Aku tahu, mungkin nenek selama 5 tahun terakhir pun sudah tidak berkontribusi apa-apa. Tidak banyak memberi anak cucunya uang jajan. Tapi kurasa tidak adil baginya jika anak-cucunya hanya memerhatikan urusan mereka sendiri sementara orang yang paling berjasa bagi kehidupan mereka adalah orang tertua di keluarga.
Ibu tidak ingin menjadi orang yang egois, Ibu akan mengupayakan apa saja yang bisa membuat nenek menjadi istimewa.
Bulan Mei nanti adalah hari ke-100 Nenek, Ibu memutuskan untuk tidak pulang lebaran tahun ini karena ingin mengadakan "hajatan" di hari ke-100 nenek.

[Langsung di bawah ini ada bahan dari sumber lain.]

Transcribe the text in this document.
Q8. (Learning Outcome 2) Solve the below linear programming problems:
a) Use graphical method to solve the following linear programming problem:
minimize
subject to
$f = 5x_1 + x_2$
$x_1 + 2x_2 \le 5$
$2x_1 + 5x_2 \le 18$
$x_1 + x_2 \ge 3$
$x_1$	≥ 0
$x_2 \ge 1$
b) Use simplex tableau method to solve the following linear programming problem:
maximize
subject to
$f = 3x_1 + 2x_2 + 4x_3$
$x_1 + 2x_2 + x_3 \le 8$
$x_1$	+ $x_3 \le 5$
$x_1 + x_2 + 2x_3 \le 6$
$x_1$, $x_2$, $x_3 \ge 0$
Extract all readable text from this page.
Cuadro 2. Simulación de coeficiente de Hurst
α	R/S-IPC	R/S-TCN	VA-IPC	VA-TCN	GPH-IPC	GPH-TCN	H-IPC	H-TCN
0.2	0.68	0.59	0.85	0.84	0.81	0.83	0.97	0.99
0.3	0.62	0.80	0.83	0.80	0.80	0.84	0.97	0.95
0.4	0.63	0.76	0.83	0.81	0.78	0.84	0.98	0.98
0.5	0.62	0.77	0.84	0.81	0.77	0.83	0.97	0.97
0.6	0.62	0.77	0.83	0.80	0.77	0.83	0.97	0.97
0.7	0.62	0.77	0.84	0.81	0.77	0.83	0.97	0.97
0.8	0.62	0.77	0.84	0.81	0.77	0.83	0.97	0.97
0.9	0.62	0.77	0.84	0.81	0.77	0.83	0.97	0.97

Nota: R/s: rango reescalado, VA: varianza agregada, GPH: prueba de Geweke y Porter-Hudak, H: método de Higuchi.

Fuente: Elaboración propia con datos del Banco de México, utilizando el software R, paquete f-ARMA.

Disisi lain, karena kami tidak pulang maka kami memutuskan untuk berlibur di hari kedua lebaran, tapi memang sial dan tidak membiasakan berlibur. Liburan rasanya menjadi hal yang sangat disesali oleh kami. Tempat liburan yang memakan banyak waktu dan biaya cukup membuat keluargaku malas untuk berlibur dan itu adalah kebiasaan setiap tahun. Padahal jika melihat liburan lebih luas, yang dilihat dari berlibur bukanlah tempat tujuannya melainkan dengan siapa kita berpergian. Hal yang istimewa ada pada kenangan kita melaluinya dengan siapa.

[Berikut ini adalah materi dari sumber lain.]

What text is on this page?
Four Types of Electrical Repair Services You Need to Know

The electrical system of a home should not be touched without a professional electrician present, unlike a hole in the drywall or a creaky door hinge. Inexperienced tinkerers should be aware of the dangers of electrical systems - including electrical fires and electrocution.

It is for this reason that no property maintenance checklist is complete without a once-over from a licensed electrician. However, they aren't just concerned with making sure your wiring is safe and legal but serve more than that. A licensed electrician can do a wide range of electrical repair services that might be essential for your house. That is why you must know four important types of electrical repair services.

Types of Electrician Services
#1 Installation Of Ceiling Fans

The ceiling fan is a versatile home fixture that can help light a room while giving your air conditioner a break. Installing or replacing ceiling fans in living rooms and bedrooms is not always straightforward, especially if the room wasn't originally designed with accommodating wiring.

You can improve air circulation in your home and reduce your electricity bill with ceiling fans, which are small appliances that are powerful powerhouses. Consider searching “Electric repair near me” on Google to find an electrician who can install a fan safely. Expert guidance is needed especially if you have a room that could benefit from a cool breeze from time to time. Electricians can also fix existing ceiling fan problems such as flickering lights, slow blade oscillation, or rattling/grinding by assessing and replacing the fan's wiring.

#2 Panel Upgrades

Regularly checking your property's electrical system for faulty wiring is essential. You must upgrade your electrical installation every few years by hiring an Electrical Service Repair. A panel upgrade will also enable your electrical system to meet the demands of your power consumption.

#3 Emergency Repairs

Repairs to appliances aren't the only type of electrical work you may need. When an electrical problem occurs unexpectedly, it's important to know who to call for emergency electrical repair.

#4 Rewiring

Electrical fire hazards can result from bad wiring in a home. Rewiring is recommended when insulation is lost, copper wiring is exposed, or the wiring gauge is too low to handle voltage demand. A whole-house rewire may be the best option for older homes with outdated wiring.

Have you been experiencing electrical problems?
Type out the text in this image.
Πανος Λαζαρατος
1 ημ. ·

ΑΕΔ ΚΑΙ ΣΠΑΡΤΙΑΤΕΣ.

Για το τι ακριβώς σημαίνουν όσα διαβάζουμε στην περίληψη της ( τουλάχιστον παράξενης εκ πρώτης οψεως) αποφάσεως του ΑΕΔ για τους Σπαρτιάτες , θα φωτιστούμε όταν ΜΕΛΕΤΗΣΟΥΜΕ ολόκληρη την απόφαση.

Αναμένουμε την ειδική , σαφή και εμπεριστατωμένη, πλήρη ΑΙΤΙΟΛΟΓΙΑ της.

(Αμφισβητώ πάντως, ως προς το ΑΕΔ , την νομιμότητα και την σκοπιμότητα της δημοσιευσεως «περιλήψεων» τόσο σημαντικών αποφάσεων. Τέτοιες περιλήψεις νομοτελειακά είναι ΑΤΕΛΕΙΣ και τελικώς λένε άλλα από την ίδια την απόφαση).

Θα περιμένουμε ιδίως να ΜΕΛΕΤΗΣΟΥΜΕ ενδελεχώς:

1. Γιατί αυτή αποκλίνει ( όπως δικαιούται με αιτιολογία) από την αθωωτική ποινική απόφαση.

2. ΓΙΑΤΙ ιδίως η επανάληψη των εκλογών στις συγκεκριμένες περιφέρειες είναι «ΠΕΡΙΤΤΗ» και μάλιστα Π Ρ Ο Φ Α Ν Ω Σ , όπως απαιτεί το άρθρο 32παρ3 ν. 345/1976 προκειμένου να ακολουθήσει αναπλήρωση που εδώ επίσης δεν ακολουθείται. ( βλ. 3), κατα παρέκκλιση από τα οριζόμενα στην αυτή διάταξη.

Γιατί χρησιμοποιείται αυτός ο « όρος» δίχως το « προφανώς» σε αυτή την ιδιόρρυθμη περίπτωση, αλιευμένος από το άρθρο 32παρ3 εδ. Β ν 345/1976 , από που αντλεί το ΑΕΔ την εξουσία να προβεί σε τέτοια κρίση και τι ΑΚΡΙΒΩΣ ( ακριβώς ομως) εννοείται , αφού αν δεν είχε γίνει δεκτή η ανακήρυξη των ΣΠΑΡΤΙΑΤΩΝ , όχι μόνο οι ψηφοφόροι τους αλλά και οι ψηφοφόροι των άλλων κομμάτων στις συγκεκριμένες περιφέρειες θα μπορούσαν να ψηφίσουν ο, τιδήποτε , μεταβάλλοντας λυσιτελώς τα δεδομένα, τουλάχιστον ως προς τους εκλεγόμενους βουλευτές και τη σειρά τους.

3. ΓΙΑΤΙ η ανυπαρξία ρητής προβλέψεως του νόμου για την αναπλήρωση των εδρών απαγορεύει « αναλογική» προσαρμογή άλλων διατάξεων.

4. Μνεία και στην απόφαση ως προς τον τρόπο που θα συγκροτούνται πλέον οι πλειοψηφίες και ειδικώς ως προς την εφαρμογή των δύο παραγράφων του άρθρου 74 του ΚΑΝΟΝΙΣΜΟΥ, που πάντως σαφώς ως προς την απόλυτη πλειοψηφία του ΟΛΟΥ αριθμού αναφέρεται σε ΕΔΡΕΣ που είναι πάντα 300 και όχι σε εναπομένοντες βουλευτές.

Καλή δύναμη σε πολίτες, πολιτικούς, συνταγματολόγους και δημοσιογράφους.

Yah, begitulah... Keluargaku terlalu sayang untuk membuang ratusan ribu rupiah hanya untuk hal yang sekali dirasakan.
Aku tertimpa musibah ketika pulang dari liburan tersebut. Jatuh dari motor, Cukup keras. Tangan dan kaki kiriku mati rasa. Tapi aku bersyukur dikelilingi oleh banyak orang baik.
Tahun ini memang menjadi yang tidak ramai, tidak seru, bahkan terbilang hambar. Tapi tentu layak disyukuri.
Nenek, tunggu kami menjengukmu. Bukan maksud kami meninggalkanmu di lebaran tahun ini.